There are a variety of reasons that you might want to crop your image. Your image might not be at the correct aspect ratio, or there might be elements or areas of your image that you don't want to include. In this image for example, I had to put so many neutral Density Filters on top of my lens, in order to slow down my exposure, so that I could get this effect with the waterfall. That you can actually see those neutral density filters. So we need to remove those. In order to select the Crop Tool, we can either tap the C key or we could select the Crop Tool from our toolbar. When you select the Crop Tool, you automatically get a crop mark key around the entire image.
But you can also position your cursor anywhere inside the image, and Click and Drag out a marquee. Let's go ahead and tap the Escape key, to escape for a moment. Because I want to show you, that if you do start changing the size of the marquee as opposed to drawing your own first, then, of course, you can no longer do that. I can't just come anywhere in my image, and start the marquee. But of course, I can change the marquee by Clicking and Dragging on any of the handles, either on the corner points, or on the center.
And then, I can reposition my image within the marquee, by Clicking and Dragging. If I want to select a specific aspect ratio, I could do that at any time, by Clicking and selecting that Aspect Ratio from the menu. Or I can choose a specific width, height, and resolution, and there are a number of presets here, but I could also enter my own, and then create a new crop preset. For now I'll just select 4 by 5. Now because the aspect ratio is 4 by 5 and not 5 by 4, Photoshop automatically drew a vertical crop.
But I can quickly change that by either tapping the X key, or by Clicking on these double arrows right here. Then in order to Resize, I'll just select the Handles and Drag them out. There are a number of different overlays, the rules of third, et cetera, which can aid me for cropping my composition. You'll notice that the O key will cycle me through these overlays. So, if I simply release my mouse there, and then tap the O key, we'll go ahead and cycle through these. Now you'll also notice that there's an option to Auto Show the Overlay, or Always Show the Overlay, or never show it.

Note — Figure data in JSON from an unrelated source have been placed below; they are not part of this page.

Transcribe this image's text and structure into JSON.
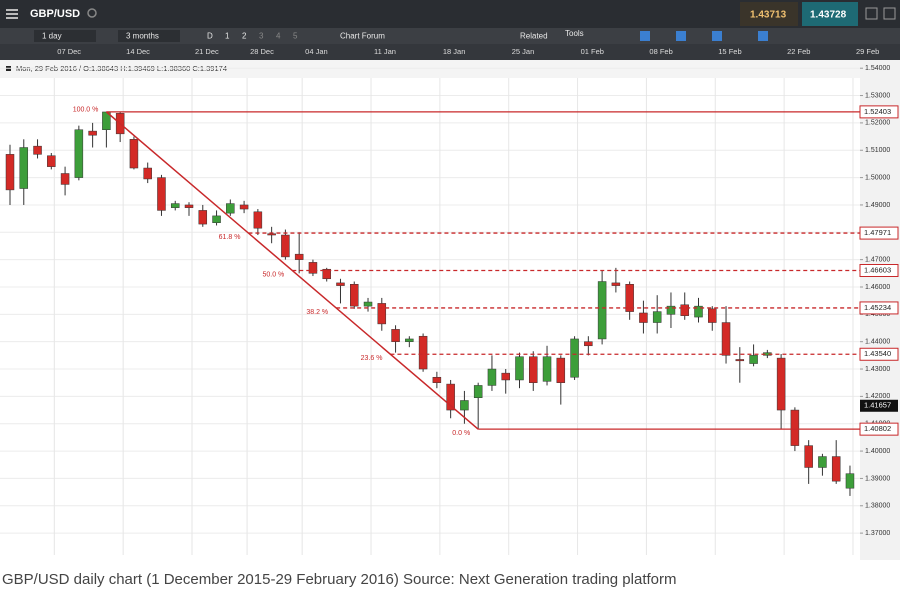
{
  "toolbar": {
    "symbol": "GBP/USD",
    "sell": "1.43713",
    "buy": "1.43728",
    "interval": "1 day",
    "range": "3 months",
    "d": "D",
    "views": [
      "1",
      "2",
      "3",
      "4",
      "5"
    ],
    "forum": "Chart Forum",
    "related": "Related",
    "tools": "Tools"
  },
  "info": "Mon, 29 Feb 2016 / O:1.38643 H:1.39469 L:1.38360 C:1.39174",
  "caption": "GBP/USD daily chart (1 December 2015-29 February 2016) Source: Next Generation trading platform",
  "chart_data": {
    "type": "candlestick",
    "categories": [
      null,
      null,
      null,
      "07 Dec",
      null,
      null,
      null,
      null,
      "14 Dec",
      null,
      null,
      null,
      null,
      "21 Dec",
      null,
      null,
      null,
      "28 Dec",
      null,
      null,
      null,
      "04 Jan",
      null,
      null,
      null,
      null,
      "11 Jan",
      null,
      null,
      null,
      null,
      "18 Jan",
      null,
      null,
      null,
      null,
      "25 Jan",
      null,
      null,
      null,
      null,
      "01 Feb",
      null,
      null,
      null,
      null,
      "08 Feb",
      null,
      null,
      null,
      null,
      "15 Feb",
      null,
      null,
      null,
      null,
      "22 Feb",
      null,
      null,
      null,
      null,
      "29 Feb"
    ],
    "open": [
      1.5085,
      1.496,
      1.5115,
      1.508,
      1.5015,
      1.5,
      1.517,
      1.5175,
      1.5235,
      1.514,
      1.5035,
      1.5,
      1.489,
      1.49,
      1.488,
      1.4835,
      1.487,
      1.49,
      1.4875,
      1.4795,
      1.479,
      1.472,
      1.469,
      1.4665,
      1.4615,
      1.461,
      1.453,
      1.454,
      1.4445,
      1.44,
      1.442,
      1.427,
      1.4245,
      1.415,
      1.4195,
      1.424,
      1.4285,
      1.426,
      1.4345,
      1.4255,
      1.434,
      1.427,
      1.44,
      1.441,
      1.4615,
      1.461,
      1.4505,
      1.447,
      1.45,
      1.4535,
      1.449,
      1.452,
      1.447,
      1.4335,
      1.432,
      1.435,
      1.434,
      1.415,
      1.402,
      1.394,
      1.398,
      1.38643
    ],
    "high": [
      1.512,
      1.514,
      1.514,
      1.509,
      1.504,
      1.519,
      1.52,
      1.52403,
      1.524,
      1.515,
      1.5055,
      1.501,
      1.4915,
      1.491,
      1.49,
      1.488,
      1.492,
      1.4915,
      1.4885,
      1.482,
      1.481,
      1.48,
      1.47,
      1.467,
      1.463,
      1.462,
      1.456,
      1.456,
      1.446,
      1.442,
      1.443,
      1.429,
      1.426,
      1.422,
      1.425,
      1.435,
      1.43,
      1.436,
      1.4365,
      1.4385,
      1.435,
      1.442,
      1.442,
      1.466,
      1.467,
      1.462,
      1.455,
      1.457,
      1.458,
      1.458,
      1.456,
      1.453,
      1.453,
      1.438,
      1.439,
      1.437,
      1.4355,
      1.416,
      1.404,
      1.399,
      1.404,
      1.39469
    ],
    "low": [
      1.49,
      1.49,
      1.507,
      1.503,
      1.4935,
      1.499,
      1.511,
      1.511,
      1.513,
      1.503,
      1.498,
      1.486,
      1.488,
      1.486,
      1.482,
      1.4825,
      1.486,
      1.487,
      1.479,
      1.476,
      1.47,
      1.465,
      1.464,
      1.462,
      1.454,
      1.452,
      1.451,
      1.444,
      1.436,
      1.438,
      1.429,
      1.423,
      1.412,
      1.41,
      1.40802,
      1.422,
      1.421,
      1.423,
      1.422,
      1.424,
      1.417,
      1.426,
      1.435,
      1.439,
      1.458,
      1.448,
      1.443,
      1.443,
      1.445,
      1.448,
      1.447,
      1.444,
      1.432,
      1.425,
      1.431,
      1.434,
      1.408,
      1.4,
      1.388,
      1.391,
      1.388,
      1.3836
    ],
    "close": [
      1.4955,
      1.511,
      1.5085,
      1.504,
      1.4975,
      1.5175,
      1.5155,
      1.524,
      1.516,
      1.5035,
      1.4995,
      1.488,
      1.4905,
      1.489,
      1.483,
      1.486,
      1.4905,
      1.4885,
      1.4815,
      1.479,
      1.471,
      1.47,
      1.465,
      1.463,
      1.4605,
      1.453,
      1.4545,
      1.4465,
      1.44,
      1.441,
      1.43,
      1.425,
      1.415,
      1.4185,
      1.424,
      1.43,
      1.426,
      1.4345,
      1.425,
      1.4345,
      1.425,
      1.441,
      1.4385,
      1.462,
      1.4605,
      1.451,
      1.447,
      1.451,
      1.453,
      1.4495,
      1.453,
      1.447,
      1.435,
      1.433,
      1.435,
      1.436,
      1.415,
      1.402,
      1.394,
      1.398,
      1.389,
      1.39174
    ],
    "up_color": "#3d9e3a",
    "down_color": "#d32a26",
    "fib_color": "#c8282a",
    "fibonacci": [
      {
        "name": "100.0 %",
        "value": 1.52403,
        "label": "1.52403"
      },
      {
        "name": "61.8 %",
        "value": 1.47971,
        "label": "1.47971"
      },
      {
        "name": "50.0 %",
        "value": 1.46603,
        "label": "1.46603"
      },
      {
        "name": "38.2 %",
        "value": 1.45234,
        "label": "1.45234"
      },
      {
        "name": "23.6 %",
        "value": 1.4354,
        "label": "1.43540"
      },
      {
        "name": "0.0 %",
        "value": 1.40802,
        "label": "1.40802"
      }
    ],
    "last_price": 1.41657,
    "ylim": [
      1.362,
      1.543
    ],
    "yticks": [
      {
        "value": 1.37,
        "label": "1.37000"
      },
      {
        "value": 1.38,
        "label": "1.38000"
      },
      {
        "value": 1.39,
        "label": "1.39000"
      },
      {
        "value": 1.4,
        "label": "1.40000"
      },
      {
        "value": 1.41,
        "label": "1.41000"
      },
      {
        "value": 1.42,
        "label": "1.42000"
      },
      {
        "value": 1.43,
        "label": "1.43000"
      },
      {
        "value": 1.44,
        "label": "1.44000"
      },
      {
        "value": 1.45,
        "label": "1.45000"
      },
      {
        "value": 1.46,
        "label": "1.46000"
      },
      {
        "value": 1.47,
        "label": "1.47000"
      },
      {
        "value": 1.48,
        "label": "1.48000"
      },
      {
        "value": 1.49,
        "label": "1.49000"
      },
      {
        "value": 1.5,
        "label": "1.50000"
      },
      {
        "value": 1.51,
        "label": "1.51000"
      },
      {
        "value": 1.52,
        "label": "1.52000"
      },
      {
        "value": 1.53,
        "label": "1.53000"
      },
      {
        "value": 1.54,
        "label": "1.54000"
      }
    ],
    "grid": true
  }
}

I prefer the Auto Show Overlay, otherwise the overlay is always there. If I choose Auto Show, you'll notice the overlay was hidden. But if I start to Resize the crop marquee, the overlay is then displayed. As soon as I let go, then Photoshop automatically hides that overlay. If I want to hide the area, that I'm going to crop, this area here outside of the Crop Marquee, I can tap the H key to hide it, and then tap the H key again to toggle it back on. If I wanted to cancel out of my Crop, I could click on the Cancel button or tap the Escape key.
If I want to apply the crop, I can click on the Checkmark, or tap the Return or Enter key. You'll notice that after applying the crop, the crop marquee is hidden by default. If I want to crop, I will need to Click and Drag out another crop marquee, or I could just switch tools. Had I swapped to say the Marquee Tool and then come back to the Crop Tool, then I would automatically get that crop marquee around the entire image. If I want to clear the aspect ratio here, I could go ahead and Click on the Clear Button.
Then, let's go ahead and load them up again. In this case, I'll just choose one to one, because I want to show you that if I Click on this icon right here, It will clear out not only the Aspect Ratio, but it will also put the crop back so that it surrounds the entire image. So if you want to just kind of reset it, you want to clear out all the settings and reset the crop without exiting out of the crop, that's the icon that you want to click. So there you have it. The Crop Tool makes it easier than ever to crop down to the image that you want to keep, and throw away any distracting elements.